Diez mil miembros del Camino Neocatecumenal se encontraron con el Papa Francisco el pasado sábado en el Aula Pablo VI del Vaticano. Dicho encuentro fue el pistoletazo de salida al envío de 450 familias a lugares de todo el mundo para predicar el Evangelio. Yo que seguí el encuentro en directo, no pude cuanto menos que maravillarme ante el gran número de sacerdotes, de niños, de jóvenes dispuestos a emprender este difícil viaje.

Por muchas veces que decían el motivo del encuentro, yo no daba crédito.

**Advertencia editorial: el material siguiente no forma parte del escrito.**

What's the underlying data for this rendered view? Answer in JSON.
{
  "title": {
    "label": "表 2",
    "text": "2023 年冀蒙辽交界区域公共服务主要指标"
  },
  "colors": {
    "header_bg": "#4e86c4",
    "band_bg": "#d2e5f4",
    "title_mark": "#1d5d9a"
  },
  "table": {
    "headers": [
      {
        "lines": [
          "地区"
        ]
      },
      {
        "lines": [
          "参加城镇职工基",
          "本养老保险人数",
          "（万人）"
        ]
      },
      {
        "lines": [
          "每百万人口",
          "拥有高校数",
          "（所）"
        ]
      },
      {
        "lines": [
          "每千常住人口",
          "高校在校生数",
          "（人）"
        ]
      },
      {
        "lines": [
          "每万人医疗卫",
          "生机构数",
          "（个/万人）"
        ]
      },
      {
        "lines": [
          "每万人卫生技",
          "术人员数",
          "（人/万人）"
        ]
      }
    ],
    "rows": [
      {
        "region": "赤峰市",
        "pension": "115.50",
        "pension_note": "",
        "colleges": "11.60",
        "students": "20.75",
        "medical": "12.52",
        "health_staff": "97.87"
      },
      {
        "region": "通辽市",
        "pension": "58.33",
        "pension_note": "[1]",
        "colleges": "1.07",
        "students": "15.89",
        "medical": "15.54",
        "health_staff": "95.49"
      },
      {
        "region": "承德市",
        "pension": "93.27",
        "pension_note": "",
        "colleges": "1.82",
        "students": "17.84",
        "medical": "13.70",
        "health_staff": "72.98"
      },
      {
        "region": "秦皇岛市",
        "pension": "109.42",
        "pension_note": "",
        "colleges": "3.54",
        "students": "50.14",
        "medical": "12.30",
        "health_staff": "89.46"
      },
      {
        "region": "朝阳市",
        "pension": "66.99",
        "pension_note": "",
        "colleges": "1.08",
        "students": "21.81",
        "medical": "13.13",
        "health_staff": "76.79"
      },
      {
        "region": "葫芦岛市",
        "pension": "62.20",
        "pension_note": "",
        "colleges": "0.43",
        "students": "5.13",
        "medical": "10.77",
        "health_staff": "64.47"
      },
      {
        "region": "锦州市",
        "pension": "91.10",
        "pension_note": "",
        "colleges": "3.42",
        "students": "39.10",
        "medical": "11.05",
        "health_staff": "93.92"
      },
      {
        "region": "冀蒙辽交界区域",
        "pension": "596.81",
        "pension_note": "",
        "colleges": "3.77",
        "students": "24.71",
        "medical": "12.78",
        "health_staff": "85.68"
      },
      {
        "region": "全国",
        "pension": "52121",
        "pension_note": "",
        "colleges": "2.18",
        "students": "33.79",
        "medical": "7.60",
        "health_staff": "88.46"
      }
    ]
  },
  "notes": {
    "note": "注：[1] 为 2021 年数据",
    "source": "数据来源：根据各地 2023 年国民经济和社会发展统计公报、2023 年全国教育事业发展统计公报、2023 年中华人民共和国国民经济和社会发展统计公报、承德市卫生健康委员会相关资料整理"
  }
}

Dejar toda tu vida y embarcarte en una aventura sin igual, empezando de cero, en países como Mongolia o China. Muchas veces sin conocer el idioma, las costumbres, los peligros… Resulta completamente increíble. Ese asombro que me produjo el acontecimiento, también se hacia notar en el semblante del Papa, que miraba a la multitud -esto ya es mi interpretación- con verdadera admiración.

Porque los «kikos» te pueden gustar más o menos, puede haber cosas de ellos que no te parezcan correctas, te pueden atraer o no sus curiosas celebraciones litúrgicas. Pero lo de la «Missio ad gentes» -así se llama el envío de estas familias- es admirable. Una experiencia de los más evangélica, una respuesta a la exhortación de Jesucristo cuando dice «Id al mundo entero y predicad el Evangelio». Un abandono de tu vida para dársela a aquellos que no la conocen en plenitud.

Yo reconozco no saber mucho del Camino Neocatecumenal, y estoy seguro de que al igual que TODOS los movimientos, congregaciones y demás, tendrá sus fallos e imperfecciones que deberán ir siendo corregidas. Pero también reconozco que la «Missio ad gentes» se mire por donde se mire, es una maravilla que el movimiento de Kiko Argüello ha regalado a la Iglesia.